Food Ladders

The experience of food insecurity diminishes food choices, and healthy foods, such as fruit and vegetables become unattainable. But everyday food insecurity is more than just a lack of access to food based on income.  Food insecurity and poverty produces landscapes where the availability of good food and the social connections it enables are scarce.

Scarce foodscapes reduce the resilience of places and people by producing want, poor health, and social isolation.

Food Ladders is an evidenced-based approach for framing food-based interventions and tool for community-based development that focuses on reducing vulnerability to food insecurity.

There are three Food Ladder rungs.

1: Catching for those in crisis, e.g. emergency food aid, to cope with shock, job loss, debt, illness, relationship breakdown etc.

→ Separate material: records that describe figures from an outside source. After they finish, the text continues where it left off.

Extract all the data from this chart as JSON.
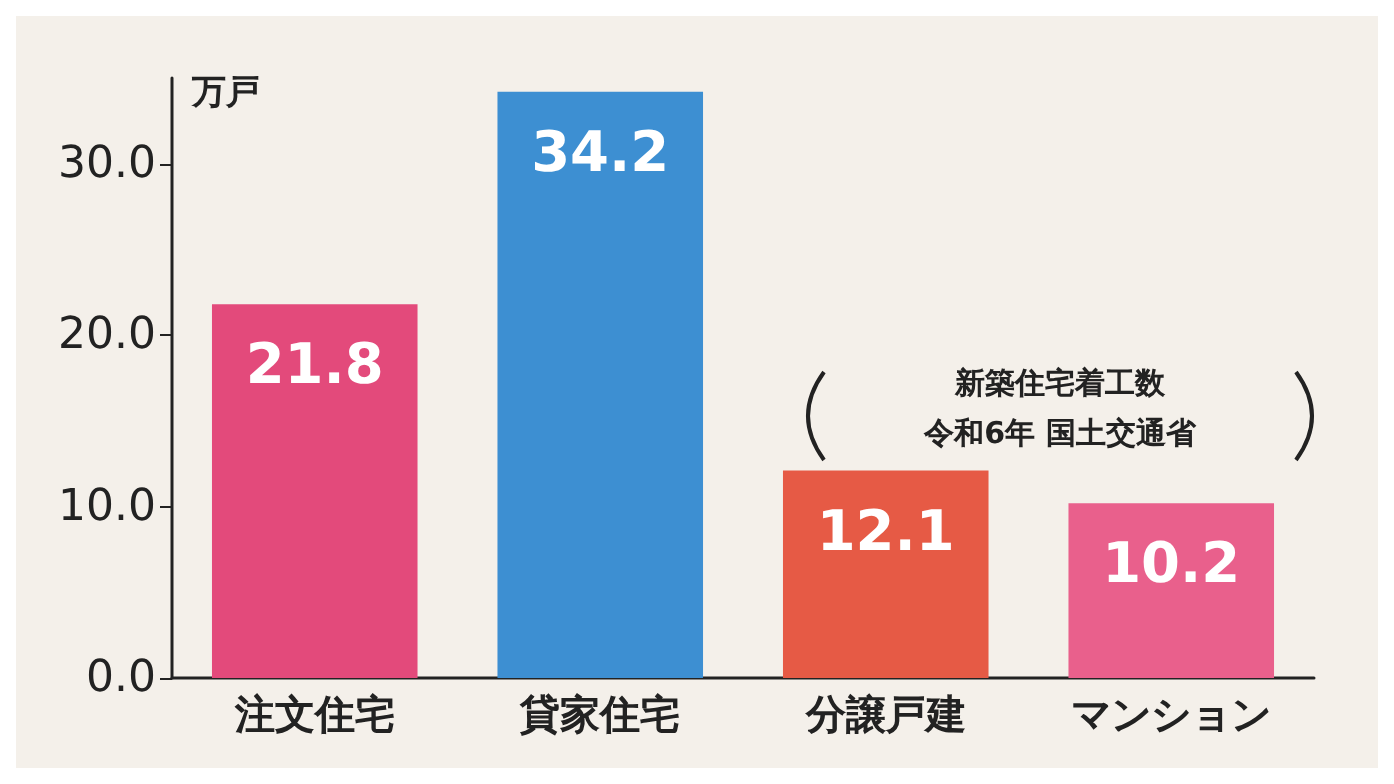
{
  "chart_data": {
    "type": "bar",
    "ylabel": "万戸",
    "categories": [
      "注文住宅",
      "貸家住宅",
      "分譲戸建",
      "マンション"
    ],
    "values": [
      21.8,
      34.2,
      12.1,
      10.2
    ],
    "colors": [
      "#e34a7b",
      "#3d8fd2",
      "#e65a45",
      "#e9608c"
    ],
    "ylim": [
      0,
      35
    ],
    "yticks": [
      {
        "value": 0,
        "label": "0.0"
      },
      {
        "value": 10,
        "label": "10.0"
      },
      {
        "value": 20,
        "label": "20.0"
      },
      {
        "value": 30,
        "label": "30.0"
      }
    ],
    "data_labels": true,
    "grid": false,
    "annotations": [
      "新築住宅着工数",
      "令和6年 国土交通省"
    ]
  }
}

2: Capacity building and local asset enhancement for those struggling to afford/ access food, e.g., food pantries, voucher schemes.

3: Self-organised community change to enable progressive and socially just transformations in food systems, health, wellbeing and community cohesion, e.g., cooperative food growing, community markets, social enterprise.

Fresh Street is a community-scale intervention for increasing fruit and vegetable consumption and building local food system resilience.

Fresh Street is a place-based scheme that supports all households regardless of size or income and with no requirement to prove need. Households can share the paper vouchers. Vouchers are redeemable only with local (non-supermarket) fruit and vegetable suppliers.

These features combined enable the scheme to connect people through shared conversations and activity around food, build capacity and enhance local healthy food sources.

Fresh Street increases access to healthy food, food knowledge and diet diversity and gives small scale, local retailers new consistent markets. This helps repair local foodscapes and reduce vulnerability to food insecurity. Local authorities and organisations can use Fresh Street to connect community assets (e.g. streets, community centres, schools, social networks, volunteers, and local vendors) in the building of fairer, healthier, and more resilient local food systems and communities.